Conditional Activation of NF-κB Inducing Kinase (NIK) in the Osteolineage Enhances Both Basal and Loading-Induced Bone Formation.

Studies from global loss-of-function mutants suggest that alternative NF-κB downstream of NF-κB inducing kinase (NIK) is a cell-intrinsic negative regulator of osteogenesis. However, the interpretation of the osteoblast and/or osteocyte contribution to the bone phenotype is complicated by simultaneous osteoclast defects in these models. Therefore, we turned to a transgenic mouse model to investigate the direct role of NIK in the osteolineage. Osx-Cre;NT3 animals (NT3-Cre +), which bear a constitutively active NIK allele (NT3) driven by Osx-Cre, were compared with their Cre-negative, Control (Ctrl) littermates. NT3-Cre + mice had elevated serum P1NP and CTX levels. Despite this high turnover state, µCT showed that constitutive activation of NIK resulted in a net increase in basal bone mass in both cortical and cancellous compartments. Furthermore, NT3-Cre + mice exhibited a greater anabolic response following mechanical loading compared with controls.
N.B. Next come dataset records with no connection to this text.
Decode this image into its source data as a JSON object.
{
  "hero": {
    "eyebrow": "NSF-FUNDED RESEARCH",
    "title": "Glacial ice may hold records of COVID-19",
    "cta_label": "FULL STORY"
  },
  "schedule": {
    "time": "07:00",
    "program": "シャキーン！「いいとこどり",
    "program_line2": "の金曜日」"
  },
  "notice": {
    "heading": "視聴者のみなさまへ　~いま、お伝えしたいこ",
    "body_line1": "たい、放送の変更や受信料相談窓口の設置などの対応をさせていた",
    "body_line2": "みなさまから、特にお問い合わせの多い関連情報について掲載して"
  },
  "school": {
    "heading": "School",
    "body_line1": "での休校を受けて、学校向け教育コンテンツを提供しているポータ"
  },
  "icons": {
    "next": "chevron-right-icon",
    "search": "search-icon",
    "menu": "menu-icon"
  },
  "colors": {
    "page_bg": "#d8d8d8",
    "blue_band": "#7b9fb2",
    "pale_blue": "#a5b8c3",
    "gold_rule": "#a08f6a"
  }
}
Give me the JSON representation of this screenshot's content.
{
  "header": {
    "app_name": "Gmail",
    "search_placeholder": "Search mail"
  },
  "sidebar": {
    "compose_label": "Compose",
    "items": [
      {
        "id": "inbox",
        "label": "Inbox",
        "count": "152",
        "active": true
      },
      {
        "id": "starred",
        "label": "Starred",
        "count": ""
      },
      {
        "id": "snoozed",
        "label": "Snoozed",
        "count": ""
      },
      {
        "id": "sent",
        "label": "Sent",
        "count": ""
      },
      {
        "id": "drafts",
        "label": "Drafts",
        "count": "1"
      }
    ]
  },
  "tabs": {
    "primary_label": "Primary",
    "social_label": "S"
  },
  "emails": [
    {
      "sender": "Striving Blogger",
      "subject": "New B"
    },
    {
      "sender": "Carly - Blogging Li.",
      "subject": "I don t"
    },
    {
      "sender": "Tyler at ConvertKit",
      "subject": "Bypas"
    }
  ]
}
We next performed RNA-Seq on nonloaded and loaded tibias to elucidate possible mechanisms underlying the increased bone anabolism seen in NT3-Cre + mice. Hierarchical clustering revealed two main transcriptional programs: one loading-responsive and the other NT3 transgene-driven. Gene ontology (GO) analysis indicated a distinct upregulation of receptor, kinase, and growth factor activities including Wnts, as well as a calcium-response signature in NT3-Cre + limbs. The promoters of these GO-term associated genes, including many known to be bone-anabolic, were highly enriched for multiple κB recognition elements (κB-RE) relative to the background frequency in the genome. The loading response in NT3-Cre + mice substantially overlapped (>90%) with Ctrl. Surprisingly, control animals had 10-fold more DEGs in response to loading. However, most top DEGs shared between genotypes had a high incidence of multiple κB-RE in their promoters. Therefore, both transcriptional programs (loading-responsive and NT3 transgene-driven) are modulated by NF-κB. Our studies uncover a previously unrecognized role for NF-κB in the promotion of both basal and mechanically stimulated bone formation.